Magnesium can be sourced from leafy green vegetables, seafood such as salmon, nuts, and seeds.
It is essential in the metabolism of amino acids. It is also useful for bone health, blood clotting and is a powerful anti-inflammatory.
Dark chocolate, fruits such as acai and pineapple and some leafy green vegetables are known sources of manganese.
This cleanup molecule is a vital detoxifying agent that helps remove metabolic waste from the metabolism of sulfur-based amino acids. You can source molybdenum from legumes, organ meats, cheese, and leafy greens.
Phosphorus is important in the formation of bones and teeth. It also plays a role in fat and carb metabolism as well as protein synthesis.
Fish, meat, poultry, legumes, and nuts are your go-to phosphorus sources.
Potassium is yet another electrolyte, helping control the fluid and electrical balance of the body. Potassium is abundant in foods such as bananas and avocados.
Selenium is a powerful antioxidant and is important in the maintenance of a healthy immune system as well as thyroid function. Selenium can be found in brazil nuts, halibut, tuna, and oysters.

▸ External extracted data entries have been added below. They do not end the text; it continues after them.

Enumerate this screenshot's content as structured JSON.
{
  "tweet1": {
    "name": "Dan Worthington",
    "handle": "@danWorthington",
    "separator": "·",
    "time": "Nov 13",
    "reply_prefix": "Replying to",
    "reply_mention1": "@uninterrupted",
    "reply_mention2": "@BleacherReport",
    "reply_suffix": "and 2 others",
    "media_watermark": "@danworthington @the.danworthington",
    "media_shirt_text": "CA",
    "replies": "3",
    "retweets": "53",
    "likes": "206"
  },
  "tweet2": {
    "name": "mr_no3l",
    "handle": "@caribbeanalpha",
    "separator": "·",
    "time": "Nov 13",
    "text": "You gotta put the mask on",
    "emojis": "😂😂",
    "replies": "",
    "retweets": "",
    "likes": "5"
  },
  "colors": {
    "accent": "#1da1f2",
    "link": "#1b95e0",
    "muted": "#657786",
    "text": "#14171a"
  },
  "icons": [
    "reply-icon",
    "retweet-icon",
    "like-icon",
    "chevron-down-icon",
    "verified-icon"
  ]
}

Sulfur is the third most abundant mineral in the body. It is a component of methionine and cysteine, two very important amino acids responsible for protein synthesis. For this reason, sulfur is a constituent in many structures such as hair and nails. Sulfur is commonly sourced from a diet containing meats, organ meats, and eggs.
Zinc is an essential mineral and is vital to the immune system. Aside from this, zinc is also significant in healthy cell division and growth which is useful for tissue growth, repair and wound healing. Zinc is abundant in dairy, eggs, meat, and shellfish.
There you have it, all 16 essential minerals and how they contribute to the healthy balance of your body. If you are unsure that you’re hitting your essential mineral goals, best consult a doctor and get your levels checked.